A) Micrographs of hematoxylin and eosin-stained paraffin sections prepared from pituitary glands of 8 month old WT, p27^+/−;DKC1^m (hyperplasia) and p27^−/− (tumor) animals. Numbers on the pictures indicate: (1) pars nervosa, (2) pars intermedia (intermediate lobe) and (3) pars distalis, and bars correspond to 10 nm. Columns, mean ± SEM of length and area of the intermediate lobe; bars SEM. The number of animals analyzed for each genotype is indicated on the columns. Statistical analysis was performed using unpaired two-tailed t test. P values are ** <0.01 and * <0.05. B) Representative histopathological analysis of a normal pituitary gland (top) and a pituitary adenoma (bottom) from 15 month old WT and p27^+/−;DKC1^m mice, respectively. Graph shows the percentages of double p27^+/−;DKC1^m, p27^+/− and DKC1^m animals with a normal pituitary (blue), pituitary hyperplasia (yellow) and pituitary cancers (red).

Figure 4. Identification of a novel DKC1 mutation in a human pituitary adenoma

A) Chromatographs showing a novel mutation in the DKC1 locus identified in a human pituitary adenoma (left).
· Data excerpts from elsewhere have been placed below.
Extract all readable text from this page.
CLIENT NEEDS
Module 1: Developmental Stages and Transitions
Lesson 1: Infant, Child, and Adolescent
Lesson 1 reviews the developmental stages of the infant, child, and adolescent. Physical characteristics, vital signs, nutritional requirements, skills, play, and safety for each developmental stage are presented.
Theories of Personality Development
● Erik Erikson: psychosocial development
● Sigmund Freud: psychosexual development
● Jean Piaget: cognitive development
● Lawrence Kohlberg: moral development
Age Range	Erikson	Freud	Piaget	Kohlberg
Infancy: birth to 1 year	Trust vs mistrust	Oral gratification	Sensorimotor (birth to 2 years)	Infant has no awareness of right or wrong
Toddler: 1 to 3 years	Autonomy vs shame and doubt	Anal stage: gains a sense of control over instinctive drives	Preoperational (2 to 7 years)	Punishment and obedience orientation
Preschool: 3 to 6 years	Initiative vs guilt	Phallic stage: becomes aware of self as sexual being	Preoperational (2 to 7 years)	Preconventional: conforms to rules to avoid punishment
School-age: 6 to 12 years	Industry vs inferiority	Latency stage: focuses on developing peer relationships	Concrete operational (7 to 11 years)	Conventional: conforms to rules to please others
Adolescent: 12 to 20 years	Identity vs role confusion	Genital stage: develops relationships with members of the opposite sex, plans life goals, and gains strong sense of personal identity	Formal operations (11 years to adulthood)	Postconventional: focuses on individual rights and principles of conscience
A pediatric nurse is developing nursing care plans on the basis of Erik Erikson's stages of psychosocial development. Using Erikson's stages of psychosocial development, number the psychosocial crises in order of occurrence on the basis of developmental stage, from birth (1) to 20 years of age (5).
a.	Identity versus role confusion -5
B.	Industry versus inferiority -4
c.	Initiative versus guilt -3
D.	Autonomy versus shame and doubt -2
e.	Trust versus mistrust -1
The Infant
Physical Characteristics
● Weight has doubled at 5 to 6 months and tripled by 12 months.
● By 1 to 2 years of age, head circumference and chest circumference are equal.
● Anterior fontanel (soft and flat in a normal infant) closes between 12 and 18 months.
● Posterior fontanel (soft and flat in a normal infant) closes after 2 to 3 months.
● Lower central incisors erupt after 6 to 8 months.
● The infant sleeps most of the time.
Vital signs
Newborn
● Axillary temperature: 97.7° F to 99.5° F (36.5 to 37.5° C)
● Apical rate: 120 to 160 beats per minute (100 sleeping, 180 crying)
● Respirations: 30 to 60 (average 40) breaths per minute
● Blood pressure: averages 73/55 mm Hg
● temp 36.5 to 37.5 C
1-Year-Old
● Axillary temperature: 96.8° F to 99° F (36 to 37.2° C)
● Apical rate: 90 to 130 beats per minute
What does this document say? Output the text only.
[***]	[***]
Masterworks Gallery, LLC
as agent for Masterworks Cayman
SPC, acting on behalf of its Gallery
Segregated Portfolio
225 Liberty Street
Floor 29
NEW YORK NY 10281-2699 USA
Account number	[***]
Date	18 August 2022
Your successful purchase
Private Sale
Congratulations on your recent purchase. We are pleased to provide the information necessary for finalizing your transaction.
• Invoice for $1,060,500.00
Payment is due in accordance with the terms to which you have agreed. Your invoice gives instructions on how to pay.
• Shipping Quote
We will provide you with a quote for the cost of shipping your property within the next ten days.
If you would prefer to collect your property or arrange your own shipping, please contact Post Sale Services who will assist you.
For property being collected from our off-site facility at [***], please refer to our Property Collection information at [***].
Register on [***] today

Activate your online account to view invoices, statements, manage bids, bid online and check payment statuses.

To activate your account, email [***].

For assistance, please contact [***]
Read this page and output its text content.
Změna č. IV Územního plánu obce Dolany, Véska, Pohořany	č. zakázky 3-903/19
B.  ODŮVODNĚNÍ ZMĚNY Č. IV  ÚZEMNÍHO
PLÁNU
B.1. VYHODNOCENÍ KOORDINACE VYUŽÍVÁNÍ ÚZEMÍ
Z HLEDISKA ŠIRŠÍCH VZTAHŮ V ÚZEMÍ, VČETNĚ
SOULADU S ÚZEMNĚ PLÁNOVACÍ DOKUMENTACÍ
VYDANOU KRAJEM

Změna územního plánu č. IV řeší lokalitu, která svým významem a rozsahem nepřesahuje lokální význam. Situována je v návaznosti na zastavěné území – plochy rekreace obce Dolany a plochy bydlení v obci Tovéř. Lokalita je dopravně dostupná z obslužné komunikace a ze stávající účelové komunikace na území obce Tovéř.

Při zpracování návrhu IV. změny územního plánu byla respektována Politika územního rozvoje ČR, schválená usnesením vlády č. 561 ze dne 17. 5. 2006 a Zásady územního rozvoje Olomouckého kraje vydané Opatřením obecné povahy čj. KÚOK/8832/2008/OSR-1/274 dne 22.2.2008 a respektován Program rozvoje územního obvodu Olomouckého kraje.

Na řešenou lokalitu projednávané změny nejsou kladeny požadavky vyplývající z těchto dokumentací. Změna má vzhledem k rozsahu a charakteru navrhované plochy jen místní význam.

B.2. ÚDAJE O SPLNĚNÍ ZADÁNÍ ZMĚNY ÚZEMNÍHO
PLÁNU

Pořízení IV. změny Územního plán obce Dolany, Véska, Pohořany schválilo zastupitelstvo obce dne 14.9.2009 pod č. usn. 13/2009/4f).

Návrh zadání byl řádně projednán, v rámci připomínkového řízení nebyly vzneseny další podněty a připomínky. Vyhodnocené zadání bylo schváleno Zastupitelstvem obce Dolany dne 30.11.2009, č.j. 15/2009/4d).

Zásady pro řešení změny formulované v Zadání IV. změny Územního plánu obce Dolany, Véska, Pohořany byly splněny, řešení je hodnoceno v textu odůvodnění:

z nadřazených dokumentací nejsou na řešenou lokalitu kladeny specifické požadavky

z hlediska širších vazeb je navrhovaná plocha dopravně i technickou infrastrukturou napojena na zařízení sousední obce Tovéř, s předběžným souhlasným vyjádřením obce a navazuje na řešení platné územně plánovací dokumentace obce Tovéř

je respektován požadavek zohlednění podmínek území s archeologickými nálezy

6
Scheme of the mutation, an A1493G variation located on one DKC1 allele leads to the amino acid change S485G in the C-terminal portion of the protein (right). B) Analysis of DKC1^S485G protein stability. Densitometric analysis of the DKC1 levels was done at each time point after blockage of protein synthesis as indicated. GFP was co-transfected for transfection efficiency and β-actin was used as loading control. C) DKC1 protein (left) and mRNA (right) levels in a normal pituitary and in the tumor bearing the mutation DKC1^S485G. Densitometric analysis of DKC1 over β-actin protein levels in each sample is shown (bottom left).

Figure 5. Impaired rRNA pseudouridylation is associated with reductions of p27 protein levels but not of the telomerase RNA component (TERC) in the DKC1^S485G mutant tumor

A) Chromatographs of HPLC analysis of the 18S rRNA pseudouridylation are shown. Bar graph shows quantification of the Ψ/C ratio in samples from normal pituitary and the DKC1^S485G mutant tumor. B) The levels of the TERC were measured by QPCR in two normal pituitaries and the DKC1^S485G pituitary tumor. Analysis was performed in triplicate on two different samples per specimen. No significant differences between the samples were found. P>0.05 was determined employing the unpaired two-tailed t test. C) p27 protein levels are markedly reduced in the tumor carrying the DKC1^S485G mutation. Western blot (left) and QPCR analysis (right) of p27 expression was performed using protein extracts and total RNA prepared from a normal pituitary and the tumor carrying the DKC1^S485G mutantion. Densitometric analysis of p27 over β-actin is shown (bottom left). No significant differences in p27 mRNA levels were measured between the samples. P>0.05 was determined employing the unpaired two-tailed t test.